Though he spent his career in South Jersey, Dr. Kienle made his largest mark after he had retired.
A. Craig Hillemeier, dean of Pennsylvania State University's College of Medicine, announced his passing by calling him "a man of towering generosity" who was "passionate about patient-centered care."
In 1985, Dr. Kienle and his wife, Jane, also a doctor, established an endowment fund at the Penn State Milton S. Hershey Medical Center in Hershey.
The fund focused on the Center for Humanistic Medicine there, which opened in 1979.
Hillemeier, CEO of the Penn State Hershey Medical Center, explained humanistic this way:
"The Kienles recognized that while advancements in medicine extend lives, they can also diminish the intimate relationship between a patient and physician.
"The contributions of Drs. Larry and Jane Kienle have been paramount to our College of Medicine's mission to teach and deliver patient-centered care."
In a December 2006 piece in Penn State Medicine magazine, Dr. Kienle explained that after his retirement, he and his wife "kept hearing stories about medical care becoming impersonal, about the absence of compassion, and I guess we figured that was a good starting place."
The couple in 1988 set up the Doctors Kienle Chair for Humane Medicine at the Hershey center.
After Jane Kienle died in 1991, the medical center in 1992 renamed itself the Doctors Kienle Center for Humanistic Medicine.
Among its efforts, the Penn State magazine said, the center "conducts lectures featuring national leaders," and its "Humanities in Medicine awards are presented to those demonstrating community service and compassion."
Daniel R. Wolpaw, director of the Doctors Kienle Center, said the couple "wanted to do what they could to promote caring and compassion in the doctor-patient relationship."
The Kienles never studied at or worked at Penn State, Wolpaw said, but the center's directors "worked very closely with him about planning and budgeting.
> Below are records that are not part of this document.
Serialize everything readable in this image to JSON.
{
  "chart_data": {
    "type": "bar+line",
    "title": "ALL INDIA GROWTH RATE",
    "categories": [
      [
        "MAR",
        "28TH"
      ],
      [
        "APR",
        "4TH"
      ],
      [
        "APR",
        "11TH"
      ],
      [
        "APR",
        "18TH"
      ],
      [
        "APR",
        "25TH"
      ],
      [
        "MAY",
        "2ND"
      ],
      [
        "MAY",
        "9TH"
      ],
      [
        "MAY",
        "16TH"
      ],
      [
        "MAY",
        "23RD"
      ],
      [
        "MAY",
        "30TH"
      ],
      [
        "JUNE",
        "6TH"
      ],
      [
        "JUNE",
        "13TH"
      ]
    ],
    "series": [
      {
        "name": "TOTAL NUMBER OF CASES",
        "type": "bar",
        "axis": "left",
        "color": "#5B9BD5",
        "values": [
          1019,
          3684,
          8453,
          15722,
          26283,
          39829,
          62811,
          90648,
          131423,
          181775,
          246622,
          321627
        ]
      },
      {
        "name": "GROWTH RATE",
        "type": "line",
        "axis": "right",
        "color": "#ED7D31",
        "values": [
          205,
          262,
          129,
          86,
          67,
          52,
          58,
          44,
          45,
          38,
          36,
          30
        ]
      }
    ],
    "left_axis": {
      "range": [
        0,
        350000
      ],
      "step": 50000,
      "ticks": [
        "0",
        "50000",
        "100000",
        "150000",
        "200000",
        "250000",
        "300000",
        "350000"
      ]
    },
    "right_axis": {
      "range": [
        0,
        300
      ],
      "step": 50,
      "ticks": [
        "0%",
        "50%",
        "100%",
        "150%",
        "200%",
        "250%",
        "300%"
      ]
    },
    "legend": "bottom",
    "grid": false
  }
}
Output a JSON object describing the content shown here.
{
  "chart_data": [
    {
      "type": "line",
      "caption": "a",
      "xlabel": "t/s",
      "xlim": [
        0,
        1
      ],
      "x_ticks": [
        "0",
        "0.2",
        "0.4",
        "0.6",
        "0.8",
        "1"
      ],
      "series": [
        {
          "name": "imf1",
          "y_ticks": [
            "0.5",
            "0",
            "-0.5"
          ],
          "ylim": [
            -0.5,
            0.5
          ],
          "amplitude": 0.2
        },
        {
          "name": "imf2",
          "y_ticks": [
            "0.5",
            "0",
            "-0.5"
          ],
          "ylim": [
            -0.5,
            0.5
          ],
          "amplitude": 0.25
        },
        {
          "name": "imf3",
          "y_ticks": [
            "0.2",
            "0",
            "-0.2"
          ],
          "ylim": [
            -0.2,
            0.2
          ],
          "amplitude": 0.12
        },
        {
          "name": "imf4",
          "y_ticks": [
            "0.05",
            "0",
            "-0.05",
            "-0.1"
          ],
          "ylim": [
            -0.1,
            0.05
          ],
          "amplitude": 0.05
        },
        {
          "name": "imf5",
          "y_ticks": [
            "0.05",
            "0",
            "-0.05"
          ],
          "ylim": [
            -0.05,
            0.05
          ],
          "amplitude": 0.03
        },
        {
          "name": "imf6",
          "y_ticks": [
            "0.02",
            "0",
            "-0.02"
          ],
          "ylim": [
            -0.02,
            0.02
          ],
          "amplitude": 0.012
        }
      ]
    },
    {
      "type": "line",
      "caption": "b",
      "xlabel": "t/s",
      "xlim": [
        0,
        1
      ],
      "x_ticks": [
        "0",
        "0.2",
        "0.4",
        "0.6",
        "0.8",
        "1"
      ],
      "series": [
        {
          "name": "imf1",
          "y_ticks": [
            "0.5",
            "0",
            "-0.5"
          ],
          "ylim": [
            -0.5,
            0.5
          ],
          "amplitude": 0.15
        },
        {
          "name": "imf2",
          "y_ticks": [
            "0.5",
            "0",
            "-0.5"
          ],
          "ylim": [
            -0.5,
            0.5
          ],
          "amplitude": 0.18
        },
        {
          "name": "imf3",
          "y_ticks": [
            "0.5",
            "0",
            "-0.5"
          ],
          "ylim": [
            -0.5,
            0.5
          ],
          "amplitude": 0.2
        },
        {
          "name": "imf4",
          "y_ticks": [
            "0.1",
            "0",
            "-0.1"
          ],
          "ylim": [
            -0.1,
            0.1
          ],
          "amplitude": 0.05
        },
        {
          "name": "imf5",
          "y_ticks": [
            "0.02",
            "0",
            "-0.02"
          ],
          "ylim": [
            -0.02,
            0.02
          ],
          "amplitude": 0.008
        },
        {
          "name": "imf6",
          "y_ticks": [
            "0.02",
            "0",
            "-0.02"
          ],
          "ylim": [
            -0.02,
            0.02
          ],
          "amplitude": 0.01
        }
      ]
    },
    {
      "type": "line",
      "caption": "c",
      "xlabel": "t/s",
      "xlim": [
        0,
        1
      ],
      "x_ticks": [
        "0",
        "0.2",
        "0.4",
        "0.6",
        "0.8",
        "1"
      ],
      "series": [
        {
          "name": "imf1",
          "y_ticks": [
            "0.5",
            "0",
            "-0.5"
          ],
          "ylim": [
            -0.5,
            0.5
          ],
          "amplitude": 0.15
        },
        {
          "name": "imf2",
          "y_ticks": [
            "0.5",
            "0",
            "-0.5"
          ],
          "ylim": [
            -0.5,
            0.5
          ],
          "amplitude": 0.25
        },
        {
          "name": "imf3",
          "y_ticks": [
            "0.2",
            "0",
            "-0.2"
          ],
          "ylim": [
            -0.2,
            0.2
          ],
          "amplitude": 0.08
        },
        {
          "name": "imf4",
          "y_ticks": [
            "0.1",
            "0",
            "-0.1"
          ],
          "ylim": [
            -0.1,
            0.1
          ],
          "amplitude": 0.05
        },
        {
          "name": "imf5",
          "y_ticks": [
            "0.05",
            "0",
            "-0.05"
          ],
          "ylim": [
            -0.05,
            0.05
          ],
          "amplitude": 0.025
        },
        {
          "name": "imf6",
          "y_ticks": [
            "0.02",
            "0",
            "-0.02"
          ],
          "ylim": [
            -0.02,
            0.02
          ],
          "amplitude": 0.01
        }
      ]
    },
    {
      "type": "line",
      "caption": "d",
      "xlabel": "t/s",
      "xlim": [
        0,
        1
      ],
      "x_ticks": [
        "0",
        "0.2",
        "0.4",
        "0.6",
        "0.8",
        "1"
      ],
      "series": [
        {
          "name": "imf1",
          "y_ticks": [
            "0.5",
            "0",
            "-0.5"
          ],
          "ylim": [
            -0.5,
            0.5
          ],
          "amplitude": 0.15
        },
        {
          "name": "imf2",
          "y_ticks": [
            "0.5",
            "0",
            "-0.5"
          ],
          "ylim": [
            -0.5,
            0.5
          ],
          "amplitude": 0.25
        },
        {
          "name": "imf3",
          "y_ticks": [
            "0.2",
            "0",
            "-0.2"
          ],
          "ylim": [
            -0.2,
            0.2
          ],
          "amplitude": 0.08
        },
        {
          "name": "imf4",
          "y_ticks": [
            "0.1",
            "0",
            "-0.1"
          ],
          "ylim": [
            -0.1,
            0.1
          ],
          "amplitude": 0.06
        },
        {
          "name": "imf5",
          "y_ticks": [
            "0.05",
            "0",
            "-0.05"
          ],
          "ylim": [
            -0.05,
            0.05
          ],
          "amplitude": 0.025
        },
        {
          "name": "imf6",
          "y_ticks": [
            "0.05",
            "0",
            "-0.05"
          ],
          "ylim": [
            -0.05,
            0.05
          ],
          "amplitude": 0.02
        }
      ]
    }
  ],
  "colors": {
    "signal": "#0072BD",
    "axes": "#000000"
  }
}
He was very closely involved."
Born in Schenectady, N.Y., Dr. Kienle earned a bachelor's degree at Wesleyan University in Middletown, Conn., in 1944 and graduated from Albany (N.Y.) Medical College.
After serving his internship and radiology residency at what is now Hahnemann University Hospital, he was an Air Force officer from 1954 to 1956.
From 1957 until he retired in 1978, he was a radiologist at the West Jersey Health System, which became part of Virtua Health in 1998.
His private practice was at South Jersey Radiology Associates at the South Jersey Medical Center in Cherry Hill.
He is survived by a brother.
A graveside service in Hanover was held Wednesday, Dec. 16. A New Jersey memorial service is being planned.
Donations may be sent to the Drs. Kienle Endowment for Humane Medicine, Milton S. Hershey Medical Center, 500 University Dr., Hershey, Pa. 17033.
Condolences may be offered to the family at www.hooverfuneralhome.com.